Jika memang demikian, maka para shahabat nabi s.a.w. seperti Ibnu Mas’ud dan Abdullah bin Abbas r.a. juga melakukan bid’ah? Siapakah yang lebih paham tentang Islam, para sahabat yang berguru langsung pada Rasulullah s.a.w. ? Atau kah kita sebagai pewaris jauh yang hidup 1.400 tahun lebih sepeninggal beliau?
Lalu apakah puluhan ulama seperti Imam Syafi’I dan lain-lain semuanya melakukan bid’ah dan merasa tidak cukup dengan shalawat yang diajarkan Rasulullah s.a.w? Bahkan Ibnu Hajar Asqolani mengatakan : Hadits hadits ini adalah dalil yang menunjukkan akan kebolehan menyusun bacaan dzikir sendiri (yang tidak dicontohkan Rasulullah s.a.w.) di dalam shalat yang tidak ma’tsur, selama dzikir tersebut tidak menyalahi yang ma’tsur” (Fathul Bari, Juz. 2, Hal. 287).

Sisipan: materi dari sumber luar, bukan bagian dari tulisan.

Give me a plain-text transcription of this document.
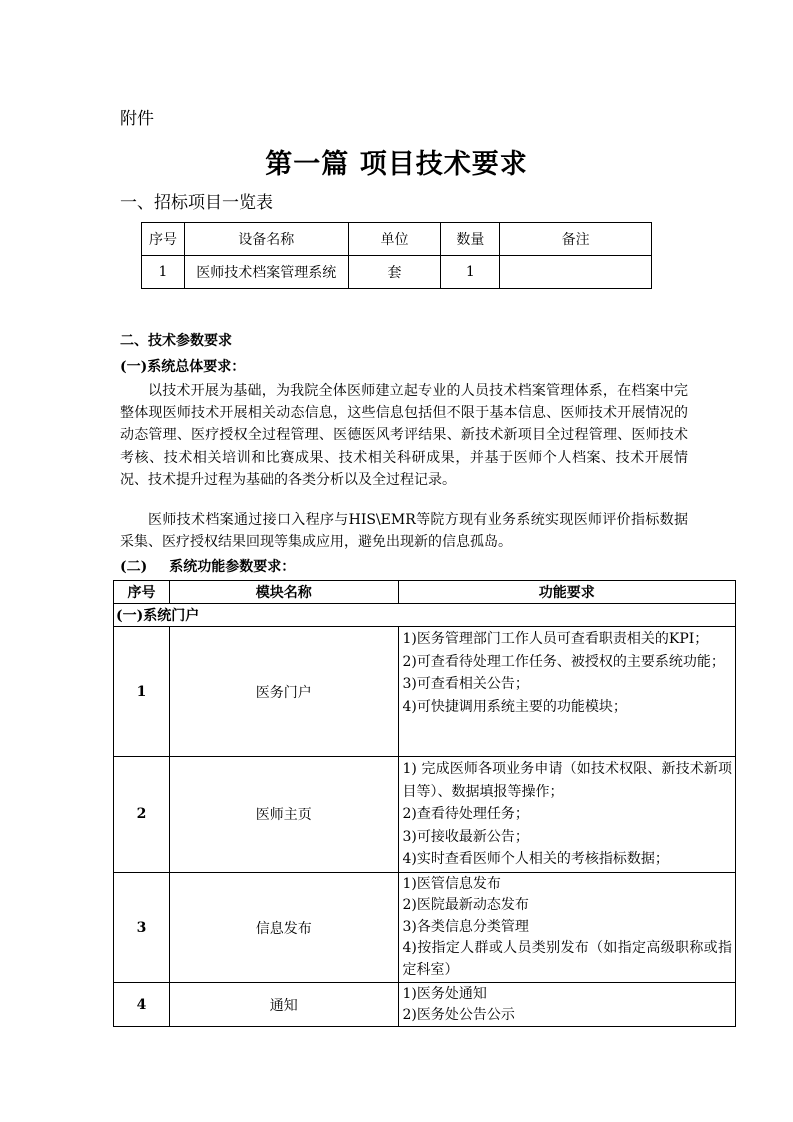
附件
第一篇 项目技术要求
一、招标项目一览表
序号	设备名称	单位	数量	备注
1	医师技术档案管理系统	套	1	
二、技术参数要求
(一)系统总体要求：

以技术开展为基础，为我院全体医师建立起专业的人员技术档案管理体系，在档案中完整体现医师技术开展相关动态信息，这些信息包括但不限于基本信息、医师技术开展情况的动态管理、医疗授权全过程管理、医德医风考评结果、新技术新项目全过程管理、医师技术考核、技术相关培训和比赛成果、技术相关科研成果，并基于医师个人档案、技术开展情况、技术提升过程为基础的各类分析以及全过程记录。

医师技术档案通过接口入程序与HIS\EMR等院方现有业务系统实现医师评价指标数据采集、医疗授权结果回现等集成应用，避免出现新的信息孤岛。

(二) 系统功能参数要求：
序号	模块名称	功能要求
(一)系统门户		
1	医务门户	1)医务管理部门工作人员可查看职责相关的KPI；
2)可查看待处理工作任务、被授权的主要系统功能；
3)可查看相关公告；
4)可快捷调用系统主要的功能模块；

2	医师主页	1) 完成医师各项业务申请（如技术权限、新技术新项目等）、数据填报等操作；
2)查看待处理任务；
3)可接收最新公告；
4)实时查看医师个人相关的考核指标数据；

3	信息发布	1)医管信息发布
2)医院最新动态发布
3)各类信息分类管理
4)按指定人群或人员类别发布（如指定高级职称或指定科室）

4	通知	1)医务处通知
2)医务处公告公示
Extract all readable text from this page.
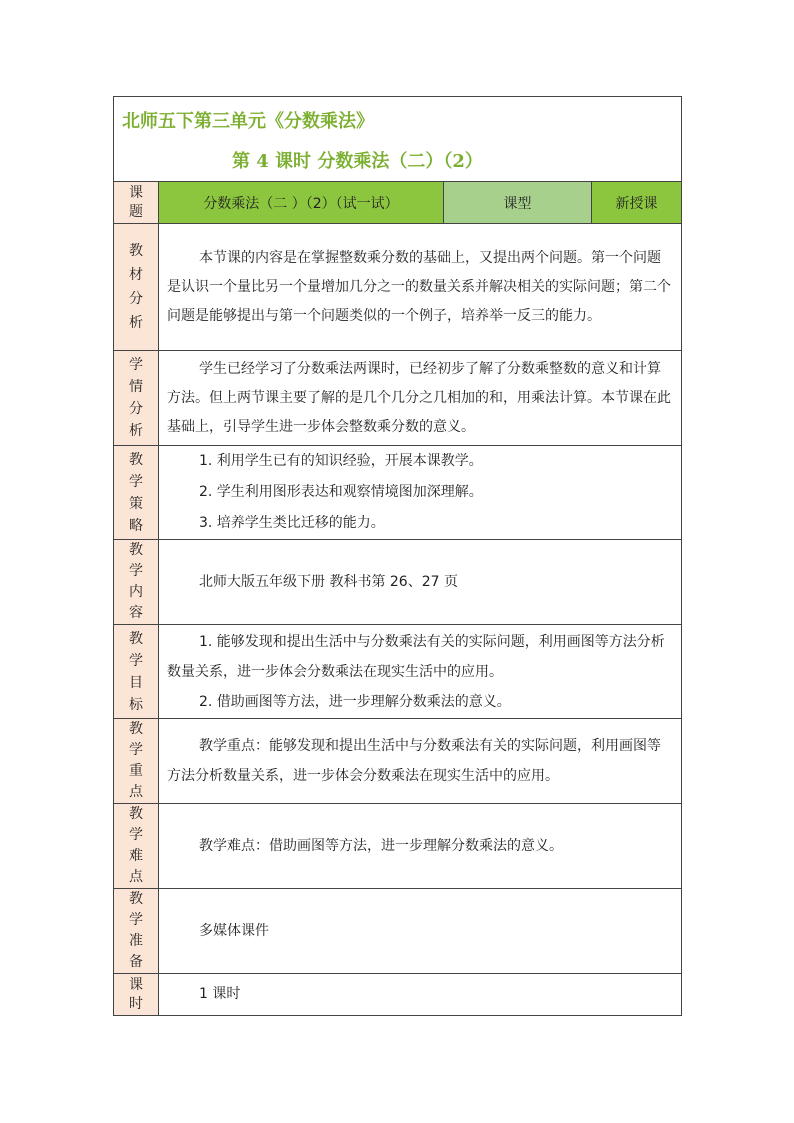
北师五下第三单元《分数乘法》
第 4 课时 分数乘法（二）（2）			

课题	分数乘法（二 ）（2）（试一试）	课型	新授课

教材分析	本节课的内容是在掌握整数乘分数的基础上，又提出两个问题。第一个问题是认识一个量比另一个量增加几分之一的数量关系并解决相关的实际问题；第二个问题是能够提出与第一个问题类似的一个例子，培养举一反三的能力。		

学情分析	学生已经学习了分数乘法两课时，已经初步了解了分数乘整数的意义和计算方法。但上两节课主要了解的是几个几分之几相加的和，用乘法计算。本节课在此基础上，引导学生进一步体会整数乘分数的意义。		

教学策略	1. 利用学生已有的知识经验，开展本课教学。

2. 学生利用图形表达和观察情境图加深理解。

3. 培养学生类比迁移的能力。		

教学内容	北师大版五年级下册 教科书第 26、27 页		

教学目标	1. 能够发现和提出生活中与分数乘法有关的实际问题，利用画图等方法分析数量关系，进一步体会分数乘法在现实生活中的应用。

2. 借助画图等方法，进一步理解分数乘法的意义。		

教学重点	教学重点：能够发现和提出生活中与分数乘法有关的实际问题，利用画图等方法分析数量关系，进一步体会分数乘法在现实生活中的应用。		

教学难点	教学难点：借助画图等方法，进一步理解分数乘法的意义。		

教学准备	多媒体课件		

课时	1 课时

Apakah Redaksi Shalawat Nariyah Mengandung Hal-Hal Yang Menyimpang?
Setelah kita mengetahui bahwa boleh menyusun doa karangan sendiri baik itu berupa shalawat atau doa lainnya, terlebih hal ini dilakukan di luar shalat maka kita harus mengetahui terlebih dahulu apa isi doa shalawat nariyah tersebut.
Shalawat Nariyah konon disusun oleh seorang ulama magribi (sekarang disebut negara Maroko) bernama Ibrahim Attaziy Al-Maghribiy, shalawat inipun dikenal dengan nama shalawat Ta’ziyah Attafrijiyyah,namun orang Maroko sering menyebutnya shalawat nariyah.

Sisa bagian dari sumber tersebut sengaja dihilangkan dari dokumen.